Back in 2008, right after McCain picked Palin as VP, I spent almost an entire day reading about her and came to the conclusion that she was an ignorant, vindictive, narcissistic nutcase. Over the next couple weeks I fell into despair over McCain’s increasingly good poll numbers, but within a month, much of the rest of the country had come to the same conclusion about Palin that I had. Most people didn’t drop everything they were doing to read about Palin, so it took them a little longer, that’s all.
I think the same thing be happening with Paul Ryan’s Vouchercare plan. As much as Vouchercare hurt Republicans in a single race in NY-26 , it will only become more broadly unpopular as the public becomes more familiar with it. Nate Silver:
If these poll results are right, they represent a lot of danger to Republicans because they suggest that voters’ assessments of the Medicare proposal are not yet fully “priced in” to their views of the parties more broadly. Right now, most people aren’t paying all that much attention to the budget debates or to domestic politics more generally. But they will tune in at some point between now and next November, and when they do they may find that the Republicans’ approach to the budget is not to their liking.
It is in this context that interpretations of last week’s special election in New York become more useful.

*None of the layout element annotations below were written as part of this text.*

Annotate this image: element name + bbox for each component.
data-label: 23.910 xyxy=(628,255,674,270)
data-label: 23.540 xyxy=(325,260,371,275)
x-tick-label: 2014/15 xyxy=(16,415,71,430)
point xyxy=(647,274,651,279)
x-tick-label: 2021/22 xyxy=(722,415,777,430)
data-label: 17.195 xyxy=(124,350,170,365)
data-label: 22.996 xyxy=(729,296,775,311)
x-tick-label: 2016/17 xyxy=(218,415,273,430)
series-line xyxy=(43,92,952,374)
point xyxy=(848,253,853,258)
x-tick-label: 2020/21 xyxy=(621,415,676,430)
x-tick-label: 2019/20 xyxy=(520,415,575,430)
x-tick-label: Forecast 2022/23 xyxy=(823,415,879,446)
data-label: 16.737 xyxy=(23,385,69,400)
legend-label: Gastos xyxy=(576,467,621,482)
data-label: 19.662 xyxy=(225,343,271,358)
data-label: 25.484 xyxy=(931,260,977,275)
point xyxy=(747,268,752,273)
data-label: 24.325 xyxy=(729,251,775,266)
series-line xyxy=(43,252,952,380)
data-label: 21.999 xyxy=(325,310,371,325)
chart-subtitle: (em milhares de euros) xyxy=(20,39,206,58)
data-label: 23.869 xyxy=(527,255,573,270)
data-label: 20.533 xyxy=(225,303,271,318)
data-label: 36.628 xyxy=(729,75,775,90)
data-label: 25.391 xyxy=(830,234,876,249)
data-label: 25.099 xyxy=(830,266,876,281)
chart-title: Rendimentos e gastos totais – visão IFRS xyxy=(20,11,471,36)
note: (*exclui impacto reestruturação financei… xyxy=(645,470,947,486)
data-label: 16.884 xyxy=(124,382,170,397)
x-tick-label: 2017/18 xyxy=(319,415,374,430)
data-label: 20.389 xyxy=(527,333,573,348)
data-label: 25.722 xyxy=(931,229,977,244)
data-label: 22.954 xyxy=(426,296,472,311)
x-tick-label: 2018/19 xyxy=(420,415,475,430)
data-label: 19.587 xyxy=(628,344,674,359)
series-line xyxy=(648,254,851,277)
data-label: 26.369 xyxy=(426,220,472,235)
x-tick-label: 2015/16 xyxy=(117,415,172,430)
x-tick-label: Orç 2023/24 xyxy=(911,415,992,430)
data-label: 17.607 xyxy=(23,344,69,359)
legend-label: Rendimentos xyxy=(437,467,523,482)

It essentially represented an acceleration of political time, with voters in this one corner of the country hearing and acting upon arguments that they would not ordinarily begin to consider until late next year.
Silver suggests that Republicans devise an exit strategy from the unwinnable quagmire of Vouchercare. They won’t, not when Paul Ryan is getting blowjobs from the “Morning Joe” crew every day, not when even the liberal Washington Post is telling them that they will be greeted as liberators.
The economy is back in the tank and Obama would be in a lot of trouble under normal circumstances. Praise Bieber and pass the vouchers.